About Feature Extraction

Feature extraction supports transforming original attributes into linear combinations to reduce dimensionality and enhance model quality.

Feature extraction is a dimensionality reduction technique. Unlike feature selection, which selects and retains the most significant attributes, feature extraction actually transforms the attributes. In Oracle Machine Learning, the transformed attributes, or features, are linear combinations of the original attributes.

The feature extraction technique results in a much smaller and richer set of attributes. The maximum number of features can be user-specified or determined by the algorithm. By default, the algorithm determines it.

Models built on extracted features can be of higher quality, 'because the attributes concentrate the signal found in weaker attributes in fewer attributes that describe the data. However, interpreting the resulting features and models becomes more challenging.

We can think of each feature or attribute as one such dimension. Feature extraction projects a data set with higher dimensionality onto a smaller number of dimensions. As such it is useful for data visualization, since a complex data set can be effectively visualized when it is reduced to two or three dimensions.

Some applications of feature extraction are latent semantic analysis, data compression, data decomposition and projection, and pattern recognition. Feature extraction can also be used to enhance the speed and effectiveness of machine learning algorithms.

Feature extraction can be used to extract the themes of a document collection, where documents are represented by a set of key words and their frequencies. Each theme (feature) is represented by a combination of keywords. The documents in the collection can then be expressed in terms of the discovered themes.

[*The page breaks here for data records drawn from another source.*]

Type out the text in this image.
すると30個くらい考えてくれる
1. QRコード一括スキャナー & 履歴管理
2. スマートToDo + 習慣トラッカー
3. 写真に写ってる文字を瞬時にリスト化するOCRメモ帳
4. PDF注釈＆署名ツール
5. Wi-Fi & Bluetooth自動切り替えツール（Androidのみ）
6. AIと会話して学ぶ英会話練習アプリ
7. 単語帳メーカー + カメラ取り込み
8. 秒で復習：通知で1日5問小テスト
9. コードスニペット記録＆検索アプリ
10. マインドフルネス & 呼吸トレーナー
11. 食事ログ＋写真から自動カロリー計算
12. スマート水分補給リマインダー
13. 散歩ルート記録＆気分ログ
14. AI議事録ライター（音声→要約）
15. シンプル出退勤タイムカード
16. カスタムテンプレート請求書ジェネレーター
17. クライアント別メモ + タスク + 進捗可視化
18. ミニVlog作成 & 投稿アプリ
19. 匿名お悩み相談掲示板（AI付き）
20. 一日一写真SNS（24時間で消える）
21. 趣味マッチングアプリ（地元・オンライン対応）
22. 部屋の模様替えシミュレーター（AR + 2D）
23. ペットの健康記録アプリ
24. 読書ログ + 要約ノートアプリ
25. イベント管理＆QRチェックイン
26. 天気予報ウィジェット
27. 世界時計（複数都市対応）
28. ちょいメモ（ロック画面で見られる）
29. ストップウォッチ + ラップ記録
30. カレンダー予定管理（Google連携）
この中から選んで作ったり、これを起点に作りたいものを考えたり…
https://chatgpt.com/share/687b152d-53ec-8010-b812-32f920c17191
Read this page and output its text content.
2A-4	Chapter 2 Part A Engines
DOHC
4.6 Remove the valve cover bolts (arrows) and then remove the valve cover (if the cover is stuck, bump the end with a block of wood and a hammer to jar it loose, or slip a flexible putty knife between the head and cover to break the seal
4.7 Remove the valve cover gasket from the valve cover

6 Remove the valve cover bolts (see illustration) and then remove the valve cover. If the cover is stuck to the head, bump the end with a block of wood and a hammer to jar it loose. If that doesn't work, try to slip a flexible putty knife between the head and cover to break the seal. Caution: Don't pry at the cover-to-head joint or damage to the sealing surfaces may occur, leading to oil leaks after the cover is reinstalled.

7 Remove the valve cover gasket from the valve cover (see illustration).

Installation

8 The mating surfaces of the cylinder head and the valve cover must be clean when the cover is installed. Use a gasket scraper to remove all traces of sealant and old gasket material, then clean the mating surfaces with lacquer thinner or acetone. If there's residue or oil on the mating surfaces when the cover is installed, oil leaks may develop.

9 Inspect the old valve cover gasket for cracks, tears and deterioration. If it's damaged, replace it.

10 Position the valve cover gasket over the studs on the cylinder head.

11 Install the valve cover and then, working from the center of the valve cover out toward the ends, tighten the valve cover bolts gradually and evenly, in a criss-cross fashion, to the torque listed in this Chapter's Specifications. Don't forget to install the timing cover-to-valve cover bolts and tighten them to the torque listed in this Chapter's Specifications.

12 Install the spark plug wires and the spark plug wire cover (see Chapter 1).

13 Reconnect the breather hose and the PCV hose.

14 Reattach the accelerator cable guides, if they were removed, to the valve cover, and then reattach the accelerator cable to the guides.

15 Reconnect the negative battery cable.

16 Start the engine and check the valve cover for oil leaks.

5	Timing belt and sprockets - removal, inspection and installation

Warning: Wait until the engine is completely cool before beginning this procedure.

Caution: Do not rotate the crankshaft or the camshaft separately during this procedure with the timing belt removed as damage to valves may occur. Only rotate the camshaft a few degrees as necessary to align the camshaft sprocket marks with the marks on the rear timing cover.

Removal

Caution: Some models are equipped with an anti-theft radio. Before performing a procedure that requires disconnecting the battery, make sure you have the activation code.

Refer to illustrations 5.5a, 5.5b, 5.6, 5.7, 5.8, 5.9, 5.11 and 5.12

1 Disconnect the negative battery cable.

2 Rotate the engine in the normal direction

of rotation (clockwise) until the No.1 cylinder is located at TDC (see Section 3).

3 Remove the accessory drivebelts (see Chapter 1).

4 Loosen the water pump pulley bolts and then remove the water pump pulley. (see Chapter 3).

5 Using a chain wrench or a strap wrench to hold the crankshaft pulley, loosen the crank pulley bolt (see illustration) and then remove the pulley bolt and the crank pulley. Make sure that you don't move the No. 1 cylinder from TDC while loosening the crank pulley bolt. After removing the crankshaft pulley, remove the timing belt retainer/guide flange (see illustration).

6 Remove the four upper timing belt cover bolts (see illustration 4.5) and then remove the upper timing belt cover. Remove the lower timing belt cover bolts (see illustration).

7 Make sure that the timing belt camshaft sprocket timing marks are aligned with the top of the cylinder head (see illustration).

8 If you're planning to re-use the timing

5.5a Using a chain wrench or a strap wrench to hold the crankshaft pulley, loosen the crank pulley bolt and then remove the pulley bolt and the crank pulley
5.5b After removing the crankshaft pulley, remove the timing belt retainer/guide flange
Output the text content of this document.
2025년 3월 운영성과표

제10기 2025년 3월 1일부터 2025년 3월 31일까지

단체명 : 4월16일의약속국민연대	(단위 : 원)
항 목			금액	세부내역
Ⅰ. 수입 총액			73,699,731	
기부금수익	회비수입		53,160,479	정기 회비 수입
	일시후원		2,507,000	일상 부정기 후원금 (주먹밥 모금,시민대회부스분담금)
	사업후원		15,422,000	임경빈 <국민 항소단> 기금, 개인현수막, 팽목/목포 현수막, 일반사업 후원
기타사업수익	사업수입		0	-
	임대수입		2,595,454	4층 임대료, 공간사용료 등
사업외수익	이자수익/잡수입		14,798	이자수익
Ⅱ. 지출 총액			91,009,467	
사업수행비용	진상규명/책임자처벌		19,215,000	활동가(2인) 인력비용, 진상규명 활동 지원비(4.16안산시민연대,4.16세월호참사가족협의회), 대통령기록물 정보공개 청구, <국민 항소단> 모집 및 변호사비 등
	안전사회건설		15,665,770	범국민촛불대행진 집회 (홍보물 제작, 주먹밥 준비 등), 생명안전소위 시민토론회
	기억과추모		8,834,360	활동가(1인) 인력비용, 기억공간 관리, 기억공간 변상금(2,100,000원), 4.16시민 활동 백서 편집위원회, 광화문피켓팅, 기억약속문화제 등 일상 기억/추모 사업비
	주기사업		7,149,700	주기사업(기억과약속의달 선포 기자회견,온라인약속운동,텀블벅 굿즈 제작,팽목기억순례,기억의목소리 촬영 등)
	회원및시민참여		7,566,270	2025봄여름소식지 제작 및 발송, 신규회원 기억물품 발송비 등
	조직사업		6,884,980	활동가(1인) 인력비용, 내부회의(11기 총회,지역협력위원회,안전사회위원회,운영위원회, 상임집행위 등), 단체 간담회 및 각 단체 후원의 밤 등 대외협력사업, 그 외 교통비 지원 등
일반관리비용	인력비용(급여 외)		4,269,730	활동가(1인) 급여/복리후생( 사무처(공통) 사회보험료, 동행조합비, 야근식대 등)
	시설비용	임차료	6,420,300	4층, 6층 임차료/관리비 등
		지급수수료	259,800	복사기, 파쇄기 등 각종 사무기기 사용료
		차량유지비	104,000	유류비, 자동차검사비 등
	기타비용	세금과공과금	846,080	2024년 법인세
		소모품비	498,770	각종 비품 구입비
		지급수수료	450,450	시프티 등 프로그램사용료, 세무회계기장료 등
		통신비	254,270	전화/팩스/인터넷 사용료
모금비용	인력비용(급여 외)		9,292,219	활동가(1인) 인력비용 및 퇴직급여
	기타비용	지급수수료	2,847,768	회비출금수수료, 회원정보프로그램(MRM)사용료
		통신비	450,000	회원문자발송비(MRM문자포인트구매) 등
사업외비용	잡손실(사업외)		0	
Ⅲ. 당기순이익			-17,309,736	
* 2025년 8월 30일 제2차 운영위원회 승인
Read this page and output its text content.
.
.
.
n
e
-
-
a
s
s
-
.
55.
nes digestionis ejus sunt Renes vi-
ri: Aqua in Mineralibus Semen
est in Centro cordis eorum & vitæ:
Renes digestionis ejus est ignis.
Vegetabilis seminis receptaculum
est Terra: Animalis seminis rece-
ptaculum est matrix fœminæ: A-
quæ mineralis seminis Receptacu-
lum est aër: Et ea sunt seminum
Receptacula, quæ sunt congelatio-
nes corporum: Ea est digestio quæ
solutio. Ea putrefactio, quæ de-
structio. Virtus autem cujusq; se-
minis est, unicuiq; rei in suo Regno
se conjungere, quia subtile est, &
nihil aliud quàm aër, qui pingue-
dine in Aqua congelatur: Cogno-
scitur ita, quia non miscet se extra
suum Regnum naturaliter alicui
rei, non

Feature Extraction and Scoring

Transform input data into features without a target, using feature extraction for improved data representation.

Oracle Machine Learning (OML) provides two primary methods for using in-database feature extraction algorithms:
  • Producing individual features or attributes as columns that can be used as input to other algorithms.

  • Creating a vector output consisting of multiple dimensions, where each dimension corresponds to a feature or attribute.

Both approaches improve data representation and enable downstream analytic tasks, however, the vector output offers additional advantages for handling large, dense data.

Feature Extraction algorithms in OML transform input data into a set of features or dimensions improving the data's representation. As an unsupervised machine learning technique, feature extraction does not involve a target. This allows models to extract meaningful attributes from the input, optimizing the data for subsequent analysis.

OML supports scoring operations for feature extraction using the following operators:
  • FEATURE_ID and FEATURE_VALUE operators extract individual features.

  • FEATURE_SET returns feature ID and value pair sets.

  • VECTOR_EMBEDDING operator enables VECTOR data type output for OML feature extraction models, facilitating a unified approach for vectorization.

The FEATURE_SET operator retrieves results of the full projections. That is, transforming high-dimensional data into a lower-dimensional space while preserving as much of the data's structure and information as possible. You can use this operation to query feature values across all feature IDs. The output representation is not ideal for large, dense data, and requires extra processing for use on any vector-based operations, like similarity search. OML supports using the VECTOR_EMBEDDING operator that enables VECTOR data type as an output representation for feature extraction models such as, SVD, PCA, NMF, and ESA (with random projections), which enhances the usability of those algorithms. The benefits of vector output include:
  • Vector output optimizes data representation and provides a more compact format, reducing computational requirements for subsequent analytic tasks.

  • Vector output enables vector-based operations, including similarity search on relational data.

The following cases present how the vector outputs are determined:

  • Determining the dimension of the output vector: The data dictionary views, USER/ALL/DBA_MINING_MODEL_ATTRIBUTES and USER/ALL/DBA_MINING_MODEL_XFORMS for feature extraction models have a new attribute, ORA$VECTOR, of the DTYVEC data type. Its dimension and storage type are detailed in the VECTOR_INFO column.

    The output vector dimension corresponds to the number of features you require and specify. If you do not specify this, algorithms determine an optimal dimension based on the data, looking for natural cut-off points such as significant drops in explained variance.

  • Handling partitioned models with FLEX dimension vector: For partitioned models, each partition of data might have different characteristics or levels of complexity, which can result in projections with different dimensions for each partition. For example, in one partition, there might be fewer meaningful features, leading to a lower-dimensional projection. In another partition, the data might have more complexity, resulting in a higher-dimensional projection. In these cases, the system utilizes a FLEX dimension vector to accommodate the varying dimensionality. The OML partitioned models that consider partitioned sets, will use each partition’s vector in isolation, leveraging the specific data characteristics of that partition. The FLEX dimension type is stored in VECTOR_INFO using the vector format. See ALL_MINING_MODEL_ATTRIBUTES.
  • Special case: Zero features: When a model has zero features, the system outputs an empty entry, maintaining consistency with the current behavior of the FEATURE_VALUE operator.

For a step-by-step example on how you can use Feature Extraction in conjunction with the VECTOR_EMBEDDING operator, see Vectorize Relational Tables Using OML Feature Extraction Algorithms.

Note:

The VECTOR data type and VECTOR_EMBEDDING operator applies only to newly built models. Older models lack the necessary vector output metadata, and the system raises a 40290 error to show the operator is incompatible with the model if the VECTOR_EMBEDDING operator is used with them.

Algorithms for Feature Extraction

Understand the algorithms used for feature extraction.

OML4SQL supports these feature extraction algorithms:

  • Explicit Semantic Analysis (ESA).

  • Non-Negative Matrix Factorization (NMF).

  • Singular Value Decomposition (SVD) and Principal Component Analysis (PCA).

Note:

OML4SQL uses NMF as the default feature extraction algorithm.